CJ stopped her as they left the clinic. “Why there?”
“I think she loved Warren. I think she couldn’t mate him for some reason. I think Jacob’s father loved her too. And I think she was pretending to be Warren’s sister because she was afraid of someone.”
“But Jacob said—”
“I think Jacob just learned the truth of who she was. Or his father did before he died. And so Jacob knew who she was, but she was gone, so there was no need to say anything to anyone about it. So why wouldn’t she mate either man?”
“Hell, she probably already had a mate! She couldn’t mate Warren because she had a mate and she was scared. He took her in and kept her hidden at his house where she did the books and the household chores.”
“That’s why she loves her ‘brother’ so much,” Laurel said. “She feels guilty that Warren died for loving her. Don’t you think?”
“Yeah. Sounds to me like a good reason. So who killed Warren?” CJ drove her out to the area closest to where the pit was.
“Her abusive mate? And she took care of the hotel for a short while, still pretending to be Warren’s sister after the threat was past, but she couldn’t manage it on her own and probably hated the hotel because it represented the man she lost.”

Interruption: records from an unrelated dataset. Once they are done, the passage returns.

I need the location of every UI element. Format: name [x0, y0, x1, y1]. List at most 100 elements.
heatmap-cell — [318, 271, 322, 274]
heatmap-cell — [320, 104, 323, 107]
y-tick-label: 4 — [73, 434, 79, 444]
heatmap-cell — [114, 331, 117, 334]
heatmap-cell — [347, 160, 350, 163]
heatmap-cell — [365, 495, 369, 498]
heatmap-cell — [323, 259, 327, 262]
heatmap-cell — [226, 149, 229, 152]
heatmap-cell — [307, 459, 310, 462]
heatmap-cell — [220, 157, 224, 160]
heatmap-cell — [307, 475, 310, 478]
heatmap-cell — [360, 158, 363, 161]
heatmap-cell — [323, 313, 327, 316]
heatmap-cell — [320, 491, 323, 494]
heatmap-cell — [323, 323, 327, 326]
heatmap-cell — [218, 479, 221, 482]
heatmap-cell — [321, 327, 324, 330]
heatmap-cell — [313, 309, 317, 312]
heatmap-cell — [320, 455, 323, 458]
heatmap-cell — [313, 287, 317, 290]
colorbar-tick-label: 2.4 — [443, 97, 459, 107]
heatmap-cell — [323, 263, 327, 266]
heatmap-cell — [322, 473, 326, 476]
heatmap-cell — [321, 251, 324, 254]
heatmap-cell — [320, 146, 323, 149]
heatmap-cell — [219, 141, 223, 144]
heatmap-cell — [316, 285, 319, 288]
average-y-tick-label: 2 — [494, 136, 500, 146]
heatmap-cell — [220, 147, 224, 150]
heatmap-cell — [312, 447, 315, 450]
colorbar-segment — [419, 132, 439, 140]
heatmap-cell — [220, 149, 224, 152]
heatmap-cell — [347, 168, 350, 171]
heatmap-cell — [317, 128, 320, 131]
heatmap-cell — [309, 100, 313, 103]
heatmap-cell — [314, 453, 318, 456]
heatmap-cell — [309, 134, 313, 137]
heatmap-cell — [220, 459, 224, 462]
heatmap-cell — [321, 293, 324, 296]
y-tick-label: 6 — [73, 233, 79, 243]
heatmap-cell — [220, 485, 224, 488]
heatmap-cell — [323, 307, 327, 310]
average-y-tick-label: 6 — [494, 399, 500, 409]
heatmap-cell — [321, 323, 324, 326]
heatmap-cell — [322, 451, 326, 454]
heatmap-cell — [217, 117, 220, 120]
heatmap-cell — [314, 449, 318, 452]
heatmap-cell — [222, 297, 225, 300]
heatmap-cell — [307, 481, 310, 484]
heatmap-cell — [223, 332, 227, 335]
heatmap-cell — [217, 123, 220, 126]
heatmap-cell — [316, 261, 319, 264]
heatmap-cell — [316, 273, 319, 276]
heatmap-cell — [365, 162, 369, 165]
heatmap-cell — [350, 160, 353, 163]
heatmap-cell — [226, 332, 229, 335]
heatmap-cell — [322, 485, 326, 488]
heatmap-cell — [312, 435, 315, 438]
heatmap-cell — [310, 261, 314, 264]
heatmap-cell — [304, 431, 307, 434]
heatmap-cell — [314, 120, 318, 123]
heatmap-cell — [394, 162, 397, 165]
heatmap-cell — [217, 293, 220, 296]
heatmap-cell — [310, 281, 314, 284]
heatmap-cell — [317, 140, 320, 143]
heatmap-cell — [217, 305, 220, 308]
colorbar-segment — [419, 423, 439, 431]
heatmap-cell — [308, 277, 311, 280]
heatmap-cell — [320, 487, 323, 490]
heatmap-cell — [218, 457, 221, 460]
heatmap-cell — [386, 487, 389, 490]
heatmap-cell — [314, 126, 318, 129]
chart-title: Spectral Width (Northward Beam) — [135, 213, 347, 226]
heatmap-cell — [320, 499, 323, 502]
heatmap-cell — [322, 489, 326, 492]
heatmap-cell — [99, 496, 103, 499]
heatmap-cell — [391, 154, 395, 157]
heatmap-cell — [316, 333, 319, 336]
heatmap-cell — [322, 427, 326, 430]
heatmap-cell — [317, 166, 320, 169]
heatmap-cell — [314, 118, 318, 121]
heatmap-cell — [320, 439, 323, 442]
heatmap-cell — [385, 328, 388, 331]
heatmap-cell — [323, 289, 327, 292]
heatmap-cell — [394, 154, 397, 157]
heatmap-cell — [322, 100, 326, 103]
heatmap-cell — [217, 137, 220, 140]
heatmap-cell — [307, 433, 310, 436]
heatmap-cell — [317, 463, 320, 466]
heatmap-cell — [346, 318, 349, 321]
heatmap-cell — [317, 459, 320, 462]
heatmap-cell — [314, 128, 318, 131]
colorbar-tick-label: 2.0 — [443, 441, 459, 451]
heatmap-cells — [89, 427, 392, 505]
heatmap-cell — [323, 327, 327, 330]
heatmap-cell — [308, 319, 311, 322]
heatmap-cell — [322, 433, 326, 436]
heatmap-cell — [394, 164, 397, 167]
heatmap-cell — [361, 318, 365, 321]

“So why do you think she’s at the pit?”
Laurel looked out the window. “She goes there when she needs to be comforted. Maybe she feels his spirit there. I don’t know. Maybe he gave her direction in her life and she loved him for it. I’m just grasping at straws here.”
“Why was Jacob trying to find something in the houses?”
“To protect his father, maybe? Thinking that maybe his father did kill Warren? Or maybe he was trying to locate something that would prove his father didn’t have anything to do with it. You know how bad you felt when you learned your father had committed murder. You left the pack. Jacob doesn’t want to live with the pack knowing his father murdered one of its pack members. And he doesn’t want to leave the pack. Just like you and your brothers didn’t really want to.”